Yesterday was mad and too busy to write. I missed my train! I did. I was awake on time, but somehow misjudged the timing… and at 7:47am arrived, ticket printed out and in hand, at platform 4 from whence my 7:45am train had departed. Having no phone that works in the UK, I used a payphone to call my ride, Josie, in Cardiff, who was absolutely sweet and offered to meet me an hour later when the next train got in. I gamely purchased a new ticket–ha! So much for buying in advance!–and (this makes no sense, I know) went in search of the one thing that would give me solace:

The new Terry Pratchett book.

So, ensconced in my non-reserved train seat, bag of almonds by my side and knitting in hand, off we rushed through the English countryside, which is, of course, beautiful and looks exactly as the English countryside should, which is to say, English. No wonder everyone wanted it. Romans, Saxons, Angles, Normans… oh, and the Celts too, of course.

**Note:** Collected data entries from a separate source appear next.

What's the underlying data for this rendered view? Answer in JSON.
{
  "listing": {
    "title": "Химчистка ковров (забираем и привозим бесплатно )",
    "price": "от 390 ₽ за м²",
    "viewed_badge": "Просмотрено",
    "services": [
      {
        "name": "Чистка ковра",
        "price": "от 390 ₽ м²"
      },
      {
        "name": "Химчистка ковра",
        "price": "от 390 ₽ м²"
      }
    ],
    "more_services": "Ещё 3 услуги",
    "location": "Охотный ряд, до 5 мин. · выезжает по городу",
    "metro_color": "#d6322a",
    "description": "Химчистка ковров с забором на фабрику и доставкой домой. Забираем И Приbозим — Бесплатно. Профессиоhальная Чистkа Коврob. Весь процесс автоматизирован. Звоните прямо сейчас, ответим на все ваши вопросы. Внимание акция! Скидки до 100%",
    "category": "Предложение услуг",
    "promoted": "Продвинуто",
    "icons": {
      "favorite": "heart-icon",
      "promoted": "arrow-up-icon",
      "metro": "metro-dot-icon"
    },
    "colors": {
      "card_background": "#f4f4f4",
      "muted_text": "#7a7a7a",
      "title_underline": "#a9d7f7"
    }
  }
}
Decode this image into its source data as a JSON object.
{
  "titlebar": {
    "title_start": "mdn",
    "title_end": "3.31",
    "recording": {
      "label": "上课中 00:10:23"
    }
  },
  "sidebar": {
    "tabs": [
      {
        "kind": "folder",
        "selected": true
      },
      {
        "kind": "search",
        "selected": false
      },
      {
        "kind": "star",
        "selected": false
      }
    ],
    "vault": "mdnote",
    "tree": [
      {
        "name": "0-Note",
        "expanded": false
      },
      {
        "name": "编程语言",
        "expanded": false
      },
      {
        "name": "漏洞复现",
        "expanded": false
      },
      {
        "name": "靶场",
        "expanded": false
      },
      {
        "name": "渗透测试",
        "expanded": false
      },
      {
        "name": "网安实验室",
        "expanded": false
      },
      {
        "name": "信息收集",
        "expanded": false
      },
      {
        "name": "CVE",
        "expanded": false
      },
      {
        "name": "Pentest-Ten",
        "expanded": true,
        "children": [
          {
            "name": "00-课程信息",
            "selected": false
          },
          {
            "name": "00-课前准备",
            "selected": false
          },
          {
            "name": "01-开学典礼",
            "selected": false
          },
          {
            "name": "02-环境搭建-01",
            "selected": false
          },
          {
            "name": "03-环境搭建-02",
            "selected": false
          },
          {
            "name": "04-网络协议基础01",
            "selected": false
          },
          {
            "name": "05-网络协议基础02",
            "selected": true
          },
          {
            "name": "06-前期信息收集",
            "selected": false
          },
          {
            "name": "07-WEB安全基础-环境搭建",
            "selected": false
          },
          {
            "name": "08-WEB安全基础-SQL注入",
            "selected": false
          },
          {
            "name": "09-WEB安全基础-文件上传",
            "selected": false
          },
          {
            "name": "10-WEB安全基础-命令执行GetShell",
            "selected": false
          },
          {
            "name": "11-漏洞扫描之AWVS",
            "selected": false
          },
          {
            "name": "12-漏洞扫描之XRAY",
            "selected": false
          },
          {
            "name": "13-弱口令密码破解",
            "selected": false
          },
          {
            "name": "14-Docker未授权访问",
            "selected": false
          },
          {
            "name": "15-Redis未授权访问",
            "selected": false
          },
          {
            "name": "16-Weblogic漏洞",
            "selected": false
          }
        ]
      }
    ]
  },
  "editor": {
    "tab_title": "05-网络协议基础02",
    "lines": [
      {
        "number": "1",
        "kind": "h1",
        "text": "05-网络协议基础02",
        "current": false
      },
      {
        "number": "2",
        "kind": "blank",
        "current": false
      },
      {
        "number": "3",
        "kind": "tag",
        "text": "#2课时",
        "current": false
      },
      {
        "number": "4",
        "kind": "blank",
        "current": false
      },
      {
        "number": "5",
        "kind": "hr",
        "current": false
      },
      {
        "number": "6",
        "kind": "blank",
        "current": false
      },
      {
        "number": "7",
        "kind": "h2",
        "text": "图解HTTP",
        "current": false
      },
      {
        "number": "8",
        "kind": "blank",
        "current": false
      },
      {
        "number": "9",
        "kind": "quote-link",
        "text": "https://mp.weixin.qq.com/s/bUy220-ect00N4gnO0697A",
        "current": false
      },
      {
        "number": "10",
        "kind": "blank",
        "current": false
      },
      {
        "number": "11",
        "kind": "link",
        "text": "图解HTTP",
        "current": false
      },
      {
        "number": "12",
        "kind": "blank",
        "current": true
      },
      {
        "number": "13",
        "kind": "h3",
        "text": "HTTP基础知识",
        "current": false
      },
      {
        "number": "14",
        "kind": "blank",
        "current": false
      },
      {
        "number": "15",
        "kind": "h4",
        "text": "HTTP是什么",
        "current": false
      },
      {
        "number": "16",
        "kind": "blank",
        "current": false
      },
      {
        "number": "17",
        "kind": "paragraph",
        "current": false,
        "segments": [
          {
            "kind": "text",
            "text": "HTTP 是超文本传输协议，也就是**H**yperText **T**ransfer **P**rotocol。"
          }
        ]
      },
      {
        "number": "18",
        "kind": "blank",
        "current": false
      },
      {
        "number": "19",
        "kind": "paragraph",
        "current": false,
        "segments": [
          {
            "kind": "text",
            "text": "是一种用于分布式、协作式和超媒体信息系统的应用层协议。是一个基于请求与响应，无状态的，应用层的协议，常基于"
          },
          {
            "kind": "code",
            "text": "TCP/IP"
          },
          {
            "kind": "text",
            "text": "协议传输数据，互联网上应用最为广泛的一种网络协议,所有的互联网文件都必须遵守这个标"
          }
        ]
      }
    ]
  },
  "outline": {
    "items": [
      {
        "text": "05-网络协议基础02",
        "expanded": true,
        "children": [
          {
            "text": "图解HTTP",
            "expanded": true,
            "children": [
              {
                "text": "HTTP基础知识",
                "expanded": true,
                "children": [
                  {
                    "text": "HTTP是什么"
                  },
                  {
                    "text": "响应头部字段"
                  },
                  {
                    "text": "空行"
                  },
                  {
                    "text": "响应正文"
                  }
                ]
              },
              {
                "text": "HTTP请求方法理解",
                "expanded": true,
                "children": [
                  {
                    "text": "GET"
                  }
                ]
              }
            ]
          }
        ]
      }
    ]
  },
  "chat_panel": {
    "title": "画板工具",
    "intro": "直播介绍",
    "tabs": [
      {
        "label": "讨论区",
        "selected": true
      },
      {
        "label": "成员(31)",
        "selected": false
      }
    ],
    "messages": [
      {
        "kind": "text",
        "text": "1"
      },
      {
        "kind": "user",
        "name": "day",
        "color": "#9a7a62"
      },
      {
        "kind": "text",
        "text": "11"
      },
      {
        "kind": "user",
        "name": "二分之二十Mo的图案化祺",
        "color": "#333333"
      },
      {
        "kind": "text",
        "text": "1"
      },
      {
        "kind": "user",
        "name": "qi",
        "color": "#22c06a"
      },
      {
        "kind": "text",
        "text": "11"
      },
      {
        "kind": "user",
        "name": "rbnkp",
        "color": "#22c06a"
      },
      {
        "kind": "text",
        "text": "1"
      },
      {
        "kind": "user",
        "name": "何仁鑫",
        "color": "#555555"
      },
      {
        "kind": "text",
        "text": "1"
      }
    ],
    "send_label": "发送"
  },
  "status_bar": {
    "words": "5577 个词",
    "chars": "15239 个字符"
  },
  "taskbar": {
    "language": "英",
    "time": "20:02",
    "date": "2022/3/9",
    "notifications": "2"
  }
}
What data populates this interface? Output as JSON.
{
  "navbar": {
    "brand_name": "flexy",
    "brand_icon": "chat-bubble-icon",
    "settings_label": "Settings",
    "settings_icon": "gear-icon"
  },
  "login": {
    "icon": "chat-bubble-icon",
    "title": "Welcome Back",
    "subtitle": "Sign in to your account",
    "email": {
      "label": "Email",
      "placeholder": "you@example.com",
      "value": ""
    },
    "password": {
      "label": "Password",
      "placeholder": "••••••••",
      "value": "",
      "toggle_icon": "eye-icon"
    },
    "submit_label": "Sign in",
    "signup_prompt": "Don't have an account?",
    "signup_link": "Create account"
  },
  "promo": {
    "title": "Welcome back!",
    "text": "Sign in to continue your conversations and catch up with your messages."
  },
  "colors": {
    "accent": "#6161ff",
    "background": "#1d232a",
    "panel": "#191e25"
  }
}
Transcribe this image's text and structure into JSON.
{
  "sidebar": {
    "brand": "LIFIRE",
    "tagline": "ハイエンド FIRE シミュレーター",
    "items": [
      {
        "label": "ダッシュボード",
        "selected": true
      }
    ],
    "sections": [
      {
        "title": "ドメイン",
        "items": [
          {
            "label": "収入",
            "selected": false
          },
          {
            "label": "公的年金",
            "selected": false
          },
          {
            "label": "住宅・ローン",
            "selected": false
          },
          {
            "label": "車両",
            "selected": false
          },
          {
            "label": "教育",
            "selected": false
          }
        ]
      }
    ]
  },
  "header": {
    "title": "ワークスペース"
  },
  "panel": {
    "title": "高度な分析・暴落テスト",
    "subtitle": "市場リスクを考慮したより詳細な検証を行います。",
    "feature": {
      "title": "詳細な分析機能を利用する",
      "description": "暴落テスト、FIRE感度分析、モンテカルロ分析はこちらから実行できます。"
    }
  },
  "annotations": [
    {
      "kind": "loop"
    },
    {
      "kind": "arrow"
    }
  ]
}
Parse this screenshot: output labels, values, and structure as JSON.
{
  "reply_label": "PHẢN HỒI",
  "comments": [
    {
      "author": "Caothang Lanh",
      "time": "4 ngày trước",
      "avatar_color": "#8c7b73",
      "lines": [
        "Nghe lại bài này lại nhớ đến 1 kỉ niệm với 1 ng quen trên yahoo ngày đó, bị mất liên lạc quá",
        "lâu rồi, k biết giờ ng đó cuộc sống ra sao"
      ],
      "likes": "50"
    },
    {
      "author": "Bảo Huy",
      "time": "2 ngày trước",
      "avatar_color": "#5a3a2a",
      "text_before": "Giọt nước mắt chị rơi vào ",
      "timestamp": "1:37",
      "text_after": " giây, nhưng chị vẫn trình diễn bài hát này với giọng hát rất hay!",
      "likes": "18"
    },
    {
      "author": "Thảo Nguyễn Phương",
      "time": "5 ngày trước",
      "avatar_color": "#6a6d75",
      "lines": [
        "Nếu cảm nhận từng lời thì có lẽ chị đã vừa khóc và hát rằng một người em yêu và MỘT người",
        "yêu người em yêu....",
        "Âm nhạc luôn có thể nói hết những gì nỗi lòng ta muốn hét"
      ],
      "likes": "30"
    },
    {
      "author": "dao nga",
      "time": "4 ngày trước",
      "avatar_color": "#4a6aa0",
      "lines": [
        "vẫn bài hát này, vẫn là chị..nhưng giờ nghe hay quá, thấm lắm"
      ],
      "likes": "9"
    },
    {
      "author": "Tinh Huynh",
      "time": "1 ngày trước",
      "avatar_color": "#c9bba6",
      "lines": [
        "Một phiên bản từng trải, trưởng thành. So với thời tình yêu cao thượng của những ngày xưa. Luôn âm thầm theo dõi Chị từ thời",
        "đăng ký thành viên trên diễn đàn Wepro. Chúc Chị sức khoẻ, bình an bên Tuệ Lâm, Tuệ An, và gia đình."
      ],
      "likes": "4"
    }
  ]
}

It seemed only a short time before we arrived in Cardiff. I battled my way upstream of a million frustrated Wales Rugby fans, a sea of red and black and green coming from the nearby Cardiff stadium that shares the parking lot with the train station. Wales had lost, but they gamely sang and made plans in Welsh to drink lots of beer anyway. I know this, because they sang, in Welsh, and held up boxes of beer to one another.

I found Josie and our fellow knitter, Lian, from London, and we piled into Josie’s car and were off. I had forgotten what it felt like to drive motorways in Britain, being on the left and using roundabouts, and it was so interesting that I refrained from knitting. Josie told us a lot of the history of the area (how one port town had crashed and currently was dealing with a lot of poverty after an industrial boom; how smaller Welsh towns can be difficult to live in if you are a minority, like Chinese or Indian, lesbian or English). We arrived at Beggar’s Reach Inn famished and excited, because the whole landscape is beautiful and the hotel looked to be an old, large white country house. The inn staff are friendly and bewildered by us. They bring us food and beverage and give us a giant room in which to knit, and in return we buy cider and tea and Felinfoel Welsh Ale, and we don’t bite too much.

Much knitting was had by all! This trip is officially called Plug and Play in Pembrokeshire, or P3 for short, and it officially started at 3pm. Officially. Unofficially, it began as soon as we arrived on Saturday. We claimed a table and ate sandwiches on wholegrain bread and drank tea and ate biscuits until Brenda and Amy ushered us into a large, light-filled banquet room that was to be our hive of activity for the weekend. And! They gave us presents! More on that later. The room grew bright, then shaded and then bright again with artificial lights as we learned all kinds of interesting lace-type things and ate very, very good food (like fried brie with cranberry sauce and baked aubergine, or eggplant, and creme brulee). As the world outside grew dark, hidden lights circling the large skylight began to glow red, yellow, green, blue, red, yellow, green, blue…

Now I prepare to sleep, with the disco lights of our gathering room shining right outside my window.

It is absolutely dark now. The disco lights have gone away, and my sky is velvet black with no stars. The cows were lowing earlier, but I scared them away with my cry of delight and rush to the fence. Funny cows, so big and yet so fraidy. Even the cows are covered in darkness, and sleep.